The board of directors at Halliburton has done more harm to me and mine than any fanatical Arab or Asian leaders.

And if you make less than $75,000 annually and yet don't agree with me, you are simply foolish, not patriotic.

Since when does being a good American require the average citizen to allow multinational corporations, corrupt political leaders and greedy billionaires to take everything you have, while they continue to fix things so that getting ahead by simple toil and ethics is harder and harder?

The invasion I would support by a true citizens army would be to attack and confiscate all the gated communities along the Florida and California coasts, for starters. Share the wealth.

Ignore the Iranians-they have their own insoluble troubles over there in the desert.

Let the North Koreans' corrupt dictatorship starve its own citizens to death.

Concentrate on this place, where some people can afford five medical opinions, a complete plastic surgery overhaul of their entire aging body, and seven homes and six luxury cars, while others, working 40 hours a week, cannot even get an annual physical checkup for their children.
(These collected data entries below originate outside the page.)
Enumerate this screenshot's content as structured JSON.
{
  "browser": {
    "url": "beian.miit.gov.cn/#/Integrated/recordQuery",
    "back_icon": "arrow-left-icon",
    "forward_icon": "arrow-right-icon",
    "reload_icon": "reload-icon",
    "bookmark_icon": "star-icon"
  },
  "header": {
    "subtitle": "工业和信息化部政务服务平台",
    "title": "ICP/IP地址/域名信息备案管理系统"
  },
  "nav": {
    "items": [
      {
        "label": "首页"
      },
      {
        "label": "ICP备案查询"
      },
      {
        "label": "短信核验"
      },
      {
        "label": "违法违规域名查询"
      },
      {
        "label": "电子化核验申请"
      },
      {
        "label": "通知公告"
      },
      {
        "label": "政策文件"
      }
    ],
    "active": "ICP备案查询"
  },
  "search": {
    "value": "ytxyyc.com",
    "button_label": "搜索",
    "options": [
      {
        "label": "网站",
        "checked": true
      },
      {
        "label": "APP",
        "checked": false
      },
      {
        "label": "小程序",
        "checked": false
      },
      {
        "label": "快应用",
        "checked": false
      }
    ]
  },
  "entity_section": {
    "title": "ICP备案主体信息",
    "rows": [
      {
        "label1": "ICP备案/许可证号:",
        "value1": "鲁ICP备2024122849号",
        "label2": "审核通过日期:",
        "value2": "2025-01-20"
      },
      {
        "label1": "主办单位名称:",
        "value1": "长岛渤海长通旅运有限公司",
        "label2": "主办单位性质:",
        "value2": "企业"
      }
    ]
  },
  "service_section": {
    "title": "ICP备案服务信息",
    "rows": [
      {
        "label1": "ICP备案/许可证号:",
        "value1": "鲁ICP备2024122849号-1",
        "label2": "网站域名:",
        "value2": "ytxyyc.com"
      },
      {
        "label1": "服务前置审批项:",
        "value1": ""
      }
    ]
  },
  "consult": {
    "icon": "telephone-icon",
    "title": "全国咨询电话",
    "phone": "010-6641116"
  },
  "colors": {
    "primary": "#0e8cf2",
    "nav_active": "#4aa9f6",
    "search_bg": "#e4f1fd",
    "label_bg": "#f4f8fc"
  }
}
Forget dental exams for the kids; even more Americans no longer have dental insurance.

More than 40 million residents of the United States now live under the poverty line, and another 54 million are considered one to four paychecks away from the same situation. That totals out to one in three citizens of the once-greatest country in the world.

Payday loan places, charging exorbitant interest, are more crowded on Fridays in many neighborhoods than the local banks.

Wake up, America, you are giving your country away to scoundrels and prevaricators wrapped in American flags and fancy suits.

To paraphrase Pogo, we have met the enemy and he is our alleged corporate leaders and elected officials.

The United States should be for all citizens; otherwise it is simply a colder, wetter Chile or Argentina.